Литературная Газета, 6589 (№ 10/2017) | страница 28



Я помню первый год от сотворенья мира.

Царапинами пуль помечена стена.

«Вороне где-то Бог послал кусочек сыра...» –

учительница нам читает у окна.

Нам трудно постигать абстрактную науку.

И непривычен хлеб. И непонятен мир.

И Витька, мой сосед, приподнимает руку

и задаёт вопрос: «А что такое сыр?..»

То было так давно, что сказка современней,

сквозь годы протекло, растаяло в судьбе.

Но бабушка и внук однажды в день осенний

вошли за мной в трамвай, бегущий по Москве.

Бульварами идти им показалось сыро.

Ребёночек шалил. И бабушка, шутя,

«Вороне где-то Бог послал кусочек сыра...» –

прочла, чтобы развлечь игривое дитя.

Я опустил глаза, и память, будто внове,

пересекла крылом родительский порог...

А мальчик, перебив её на полуслове,

потребовал: «Скажи, а что такое Бог?»

Какая сила в этой вещи! Какие точность и благородство! А оно всегда скромно.

Я тогда сказал ему: «Ничего себе! Просто школа Иннокентия Анненского». Он с улыбкой ответил: «Конечно». С той поры я воспринимал и воспринимаю всё то, что сделал Юрий Беличенко, как явление чрезвычайное для нашей поэзии. Без каких-либо скидок. Чуть позднее он прислал мне свои книги, в том числе последний стихотворный сборник «Арба» и повествование о Лермонтове. Несколько раз мы говорили по телефону, собирались встретиться. И вдруг – известие о смерти. Смерти мгновенной. Вспомнилось, как спросил его о планах, и он ответил, что будет продолжать служить в «Красной звезде» до самого своего конца. Так всё оно и произошло. И вот за несколько месяцев нашего знакомства я читал и читал сочинения этого необыкновенного художника. И сразу в голову лез совершенно риторический никчёмный вопрос: почему мы знаем чёрт знает что, читаем чёрт знает что, а нечто высокое или подлинное проходит мимо? Это чувство вызвано не только неожиданностью ухода человека отменного дарования, вкуса, поражающей тонкости. Чем больше я читал Юрия Беличенко, тем отчётливее осознавал его значимость и особость.

Так получилось, что «договорить» с ним не пришлось. Помню, как на гражданской панихиде в редакции «Красной звезды» седой генерал в прощальном слове сказал вещие слова о солдате и поэте: «Мы прощаемся с русским офицером советской выучки». Лучше и точнее не скажешь. Ведь именно «воины» занимают такое место в русской литературе: от Державина и Батюшкова, Баратынского и Лермонтова до Льва Толстого и Достоевского, до Фета и Случевского, Куприна и Гумилёва.
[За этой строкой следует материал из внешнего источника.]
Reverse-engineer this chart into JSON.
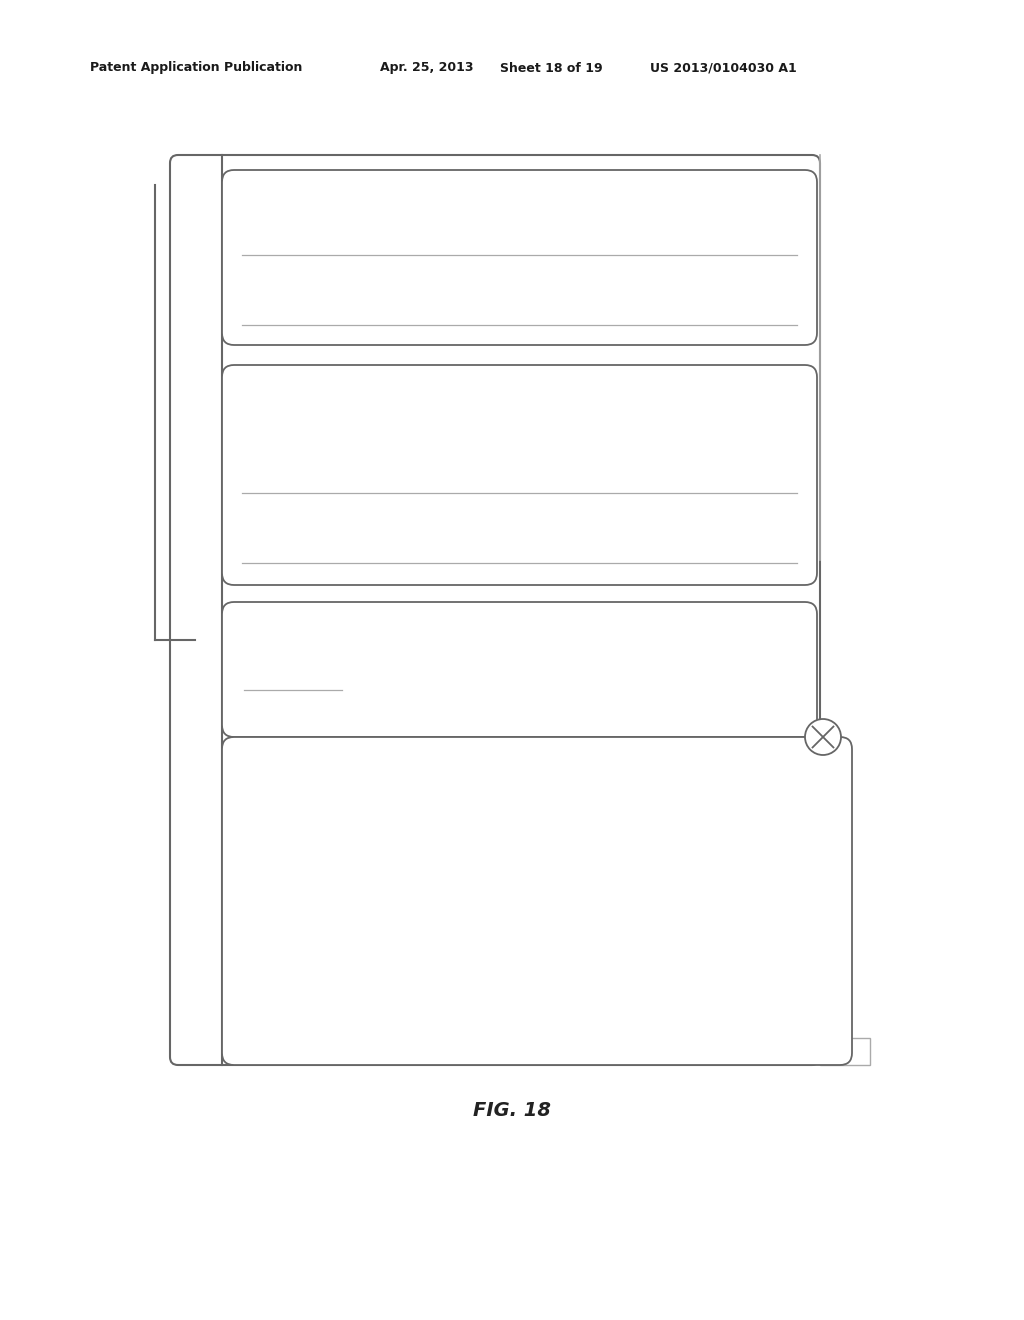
{
  "bg_color": "#ffffff",
  "header_text": "Patent Application Publication",
  "header_date": "Apr. 25, 2013",
  "header_sheet": "Sheet 18 of 19",
  "header_patent": "US 2013/0104030 A1",
  "fig_label": "FIG. 18",
  "font_family": "DejaVu Sans"
}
Поэзия Юрия Беличенко по большей части внешне и содержательно не связана с армейской службой. Это лирика самоотречения, постижения времени и времён. Даже когда «солдат заслоняет собою человека». Это слова гениального французского поэта, прозаика, драматурга и солдата Альфреда де Виньи. Когда-то он очень точно определил «общую идею» воина, «которая придаёт всем этим собранным воедино суровым людям красоту подлинного величия – идею Самоотречения». В поэзии Беличенко это воплощено в атмосфере и настроениях совершенно неожиданных, образно и стилистически скромных. Его стихи населены людьми и судьбами: «Я помню первый год от сотворенья мира…», «По выходным, когда его просили…», «Дядю Федю жена не любила…», «Кузнец», «Соседка», «Дожди крупяного помола», «На морозный квадрат полигона…», «В соловьиную ночь на Бориса и Глеба…». И на этом многолюдье лежит отблеск благородства, чуткость и , если воспользоваться образом Мандельштама, «шум времени».